Competing inheritance tax bills both advance to general file

LINCOLN - Nebraska remains one of five states in the U.S. that imposes a tax on the relatives of the recently deceased. This year, state legislators are considering two proposals to either reduce that inheritance tax or even eliminate it outright - and now, both of those plans have advanced to the next stage of the legislative process.
Some call these two bills companion plans. Others consider them competing plans. But either way, both were advanced out of the revenue committee to general file this month, meaning the full Legislature will now have the ability to consider both ideas.
One of them, proposed by Bob Hallstrom of District 1, is a constitutional amendment that would give Nebraska voters the option to eliminate the inheritance tax entirely at next year's general election.
The other bill, proposed earlier this year by Rob Clements of District 2, set a flat rate that all relatives of a decedent would pay. That bill also provides a pathway to increase some fees to help offset financial losses county governments fear they would incur should revenue from the inheritance tax disappear.
This month, Clements' bill, LB468, was assigned an amendment, authored by the revenue committee's Elliot Bostar from District 29.
This plan adjusts the existing tiered system of inheritance tax payout, and essentially grandfathers the tax out, so that families of people who die over the next decade would pay less than they would now.
Under this amendment, direct relatives (e.g. parents, children, and siblings) of decedents dying between January 1, 2023 and January 1, 2027 would pay one percent of the clear market value of property received by each person in excess of $100,000 - this is in line with the existing inheritance tax rate. But the changes come as the years progress: the rate relatives pay would decrease if the decedent passes away in any successive year - and for those who pass away on or after January 1, 2036, their relatives would pay nothing.

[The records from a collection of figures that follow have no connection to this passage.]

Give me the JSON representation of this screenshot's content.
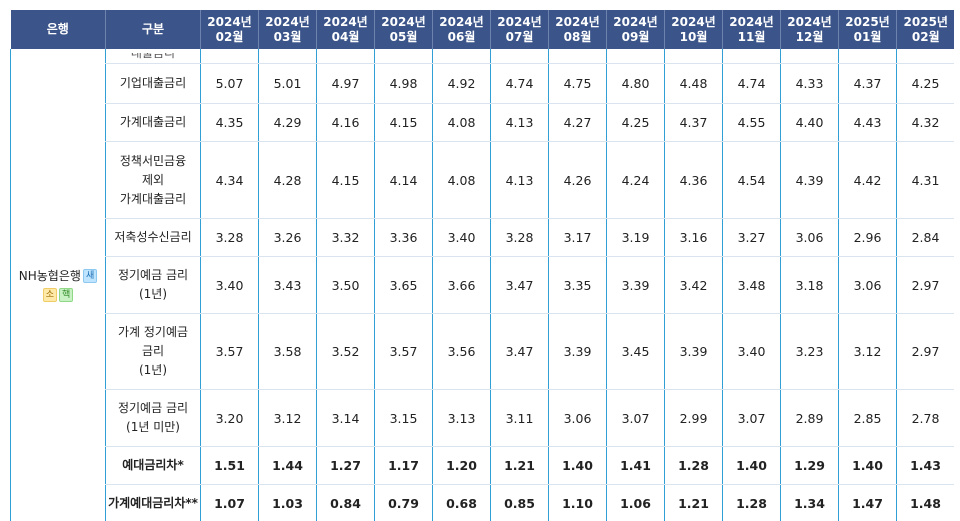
{
  "header": {
    "bank": "은행",
    "category": "구분",
    "months": [
      {
        "year": "2024년",
        "month": "02월"
      },
      {
        "year": "2024년",
        "month": "03월"
      },
      {
        "year": "2024년",
        "month": "04월"
      },
      {
        "year": "2024년",
        "month": "05월"
      },
      {
        "year": "2024년",
        "month": "06월"
      },
      {
        "year": "2024년",
        "month": "07월"
      },
      {
        "year": "2024년",
        "month": "08월"
      },
      {
        "year": "2024년",
        "month": "09월"
      },
      {
        "year": "2024년",
        "month": "10월"
      },
      {
        "year": "2024년",
        "month": "11월"
      },
      {
        "year": "2024년",
        "month": "12월"
      },
      {
        "year": "2025년",
        "month": "01월"
      },
      {
        "year": "2025년",
        "month": "02월"
      }
    ]
  },
  "bank": {
    "name": "NH농협은행",
    "badges": {
      "new": "새",
      "small": "소",
      "act": "핵"
    }
  },
  "cut_row_label": "대출금리",
  "rows": [
    {
      "label": [
        "기업대출금리"
      ],
      "values": [
        "5.07",
        "5.01",
        "4.97",
        "4.98",
        "4.92",
        "4.74",
        "4.75",
        "4.80",
        "4.48",
        "4.74",
        "4.33",
        "4.37",
        "4.25"
      ],
      "bold": false
    },
    {
      "label": [
        "가계대출금리"
      ],
      "values": [
        "4.35",
        "4.29",
        "4.16",
        "4.15",
        "4.08",
        "4.13",
        "4.27",
        "4.25",
        "4.37",
        "4.55",
        "4.40",
        "4.43",
        "4.32"
      ],
      "bold": false
    },
    {
      "label": [
        "정책서민금융",
        "제외",
        "가계대출금리"
      ],
      "values": [
        "4.34",
        "4.28",
        "4.15",
        "4.14",
        "4.08",
        "4.13",
        "4.26",
        "4.24",
        "4.36",
        "4.54",
        "4.39",
        "4.42",
        "4.31"
      ],
      "bold": false
    },
    {
      "label": [
        "저축성수신금리"
      ],
      "values": [
        "3.28",
        "3.26",
        "3.32",
        "3.36",
        "3.40",
        "3.28",
        "3.17",
        "3.19",
        "3.16",
        "3.27",
        "3.06",
        "2.96",
        "2.84"
      ],
      "bold": false
    },
    {
      "label": [
        "정기예금 금리",
        "(1년)"
      ],
      "values": [
        "3.40",
        "3.43",
        "3.50",
        "3.65",
        "3.66",
        "3.47",
        "3.35",
        "3.39",
        "3.42",
        "3.48",
        "3.18",
        "3.06",
        "2.97"
      ],
      "bold": false
    },
    {
      "label": [
        "가계 정기예금",
        "금리",
        "(1년)"
      ],
      "values": [
        "3.57",
        "3.58",
        "3.52",
        "3.57",
        "3.56",
        "3.47",
        "3.39",
        "3.45",
        "3.39",
        "3.40",
        "3.23",
        "3.12",
        "2.97"
      ],
      "bold": false
    },
    {
      "label": [
        "정기예금 금리",
        "(1년 미만)"
      ],
      "values": [
        "3.20",
        "3.12",
        "3.14",
        "3.15",
        "3.13",
        "3.11",
        "3.06",
        "3.07",
        "2.99",
        "3.07",
        "2.89",
        "2.85",
        "2.78"
      ],
      "bold": false
    },
    {
      "label": [
        "예대금리차*"
      ],
      "values": [
        "1.51",
        "1.44",
        "1.27",
        "1.17",
        "1.20",
        "1.21",
        "1.40",
        "1.41",
        "1.28",
        "1.40",
        "1.29",
        "1.40",
        "1.43"
      ],
      "bold": true
    },
    {
      "label": [
        "가계예대금리차**"
      ],
      "values": [
        "1.07",
        "1.03",
        "0.84",
        "0.79",
        "0.68",
        "0.85",
        "1.10",
        "1.06",
        "1.21",
        "1.28",
        "1.34",
        "1.47",
        "1.48"
      ],
      "bold": true
    }
  ]
}
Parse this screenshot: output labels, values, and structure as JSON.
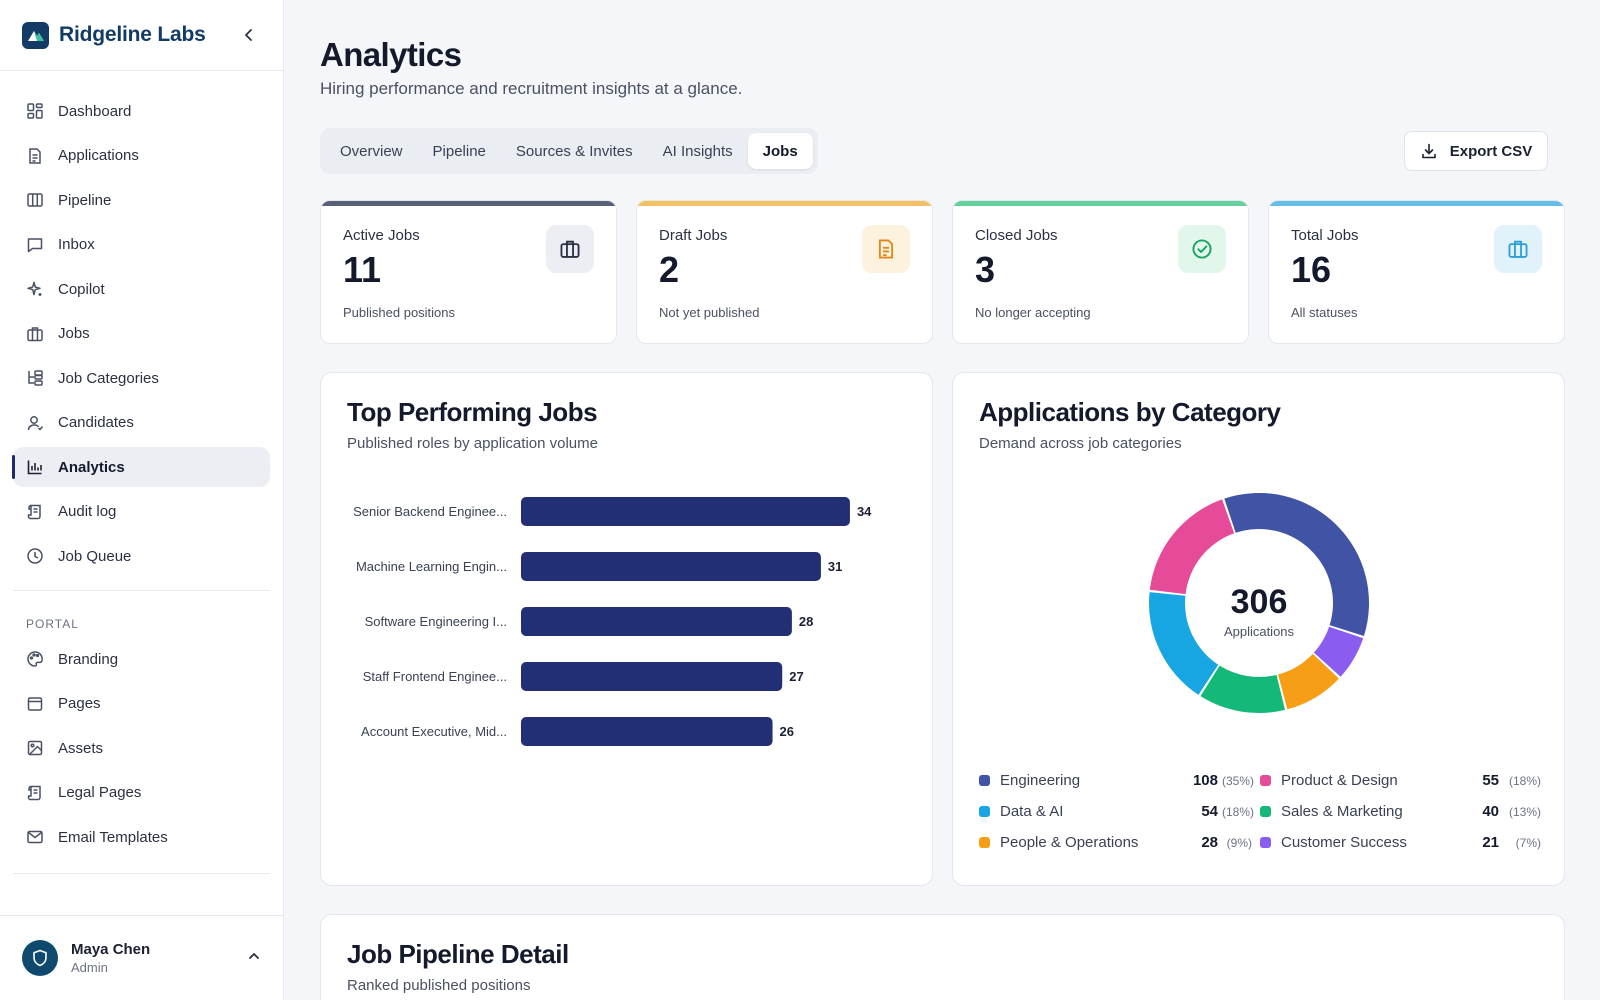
{
  "brand": {
    "name": "Ridgeline Labs"
  },
  "sidebar": {
    "items": [
      {
        "label": "Dashboard",
        "icon": "dashboard-icon"
      },
      {
        "label": "Applications",
        "icon": "document-icon"
      },
      {
        "label": "Pipeline",
        "icon": "columns-icon"
      },
      {
        "label": "Inbox",
        "icon": "message-icon"
      },
      {
        "label": "Copilot",
        "icon": "sparkle-icon"
      },
      {
        "label": "Jobs",
        "icon": "briefcase-icon"
      },
      {
        "label": "Job Categories",
        "icon": "tree-icon"
      },
      {
        "label": "Candidates",
        "icon": "user-icon"
      },
      {
        "label": "Analytics",
        "icon": "bar-chart-icon",
        "active": true
      },
      {
        "label": "Audit log",
        "icon": "scroll-icon"
      },
      {
        "label": "Job Queue",
        "icon": "clock-icon"
      }
    ],
    "portal_label": "PORTAL",
    "portal_items": [
      {
        "label": "Branding",
        "icon": "palette-icon"
      },
      {
        "label": "Pages",
        "icon": "page-icon"
      },
      {
        "label": "Assets",
        "icon": "image-icon"
      },
      {
        "label": "Legal Pages",
        "icon": "scroll-icon"
      },
      {
        "label": "Email Templates",
        "icon": "mail-icon"
      }
    ]
  },
  "user": {
    "name": "Maya Chen",
    "role": "Admin"
  },
  "header": {
    "title": "Analytics",
    "subtitle": "Hiring performance and recruitment insights at a glance."
  },
  "tabs": [
    {
      "label": "Overview"
    },
    {
      "label": "Pipeline"
    },
    {
      "label": "Sources & Invites"
    },
    {
      "label": "AI Insights"
    },
    {
      "label": "Jobs",
      "active": true
    }
  ],
  "export_label": "Export CSV",
  "stats": [
    {
      "label": "Active Jobs",
      "value": "11",
      "sub": "Published positions",
      "color": "#5a5f78",
      "icon": "briefcase-icon",
      "icon_bg": "#eceef3",
      "icon_color": "#2b3142"
    },
    {
      "label": "Draft Jobs",
      "value": "2",
      "sub": "Not yet published",
      "color": "#f5c163",
      "icon": "document-icon",
      "icon_bg": "#fdf2de",
      "icon_color": "#e0881a"
    },
    {
      "label": "Closed Jobs",
      "value": "3",
      "sub": "No longer accepting",
      "color": "#66cf9e",
      "icon": "check-circle-icon",
      "icon_bg": "#e2f6ec",
      "icon_color": "#1aa564"
    },
    {
      "label": "Total Jobs",
      "value": "16",
      "sub": "All statuses",
      "color": "#66bde6",
      "icon": "briefcase-icon",
      "icon_bg": "#e2f2fa",
      "icon_color": "#2a9fd6"
    }
  ],
  "top_jobs": {
    "title": "Top Performing Jobs",
    "subtitle": "Published roles by application volume"
  },
  "category": {
    "title": "Applications by Category",
    "subtitle": "Demand across job categories",
    "center_value": "306",
    "center_label": "Applications"
  },
  "pipeline_detail": {
    "title": "Job Pipeline Detail",
    "subtitle": "Ranked published positions"
  },
  "chart_data": [
    {
      "type": "bar",
      "orientation": "horizontal",
      "categories": [
        "Senior Backend Enginee...",
        "Machine Learning Engin...",
        "Software Engineering I...",
        "Staff Frontend Enginee...",
        "Account Executive, Mid..."
      ],
      "values": [
        34,
        31,
        28,
        27,
        26
      ],
      "xlim": [
        0,
        40
      ],
      "bar_color": "#232f75",
      "grid": false
    },
    {
      "type": "pie",
      "donut": true,
      "total": 306,
      "slices": [
        {
          "name": "Engineering",
          "value": 108,
          "pct": "(35%)",
          "color": "#4053a5"
        },
        {
          "name": "Product & Design",
          "value": 55,
          "pct": "(18%)",
          "color": "#e54b98"
        },
        {
          "name": "Data & AI",
          "value": 54,
          "pct": "(18%)",
          "color": "#18a6e3"
        },
        {
          "name": "Sales & Marketing",
          "value": 40,
          "pct": "(13%)",
          "color": "#14b97a"
        },
        {
          "name": "People & Operations",
          "value": 28,
          "pct": "(9%)",
          "color": "#f59e16"
        },
        {
          "name": "Customer Success",
          "value": 21,
          "pct": "(7%)",
          "color": "#8b5cf0"
        }
      ],
      "draw_order": [
        "Engineering",
        "Customer Success",
        "People & Operations",
        "Sales & Marketing",
        "Data & AI",
        "Product & Design"
      ],
      "legend": "bottom"
    }
  ]
}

A similar pathway would be put in place for people more distantly related to a decedent. Once-removed relatives (e.g. aunts/uncles, nieces/nephews, or spouses) currently pay 13% on inherited property; that would decrease to 11% for relatives of those who die between 2023 and 2027, and annually decrease by 1.1 percentage points down to 0% by 2036.
The third tier applies to "all other cases" of people collecting an inheritance. Those people currently pay an 18% tax; it would decrease to 15% for those who die between 2023 and 2027, and further decrease by 1.5 percentage points every year, eventually down to 0% by 2036.
UPDATE - Thursday, April 24:
With the state government ready to consider these two separate plans to reduce or eliminate the state's inheritance tax, the Nebraska Association of County Officials on Thursday publicly opposed Bostar's proposed amendment to Clements' LB468, saying that amendment would eventually eliminate the inheritance tax and, with it, the up to ten percent of county governments' annual operating budget this tax helps to account for.
"A complete repeal [of the inheritance tax] would be devastating to the essential services counties provide," NACO's Thursday release read in part. "At a time when support from state and federal governments is uncertain, this is not the moment to eliminate a critical revenue source that keeps our communities safe, connected, and functional."
After opposing his plan to eliminate the tax in 2024, NACO had worked with Clements on an earlier form of LB468 previously in 2025. Most notably from the counties' perspective, LB468 creates other sources of revenue - through increases in various fees, for example - to make up for what county governments stand to lose if the inheritance tax is removed. The organization, which represents counties of all sizes across the state, stood opposed last month Hallstrom's proposed amendment which would give voters the choice to eliminate the tax entirely at next year's election.
Under Hallstrom's proposed amendment to the state constitution, that tax rate would go to zero as soon as it's voted on by Nebraska citizens in 2026 and then ratified by the legislature.
The authors of these two bills have been supportive of the others' idea as both share the desire to eventually see this tax go away, but they have both acknowledged that the two plans cannot both be approved. Now they will each be considered by the wider state Legislature later this year.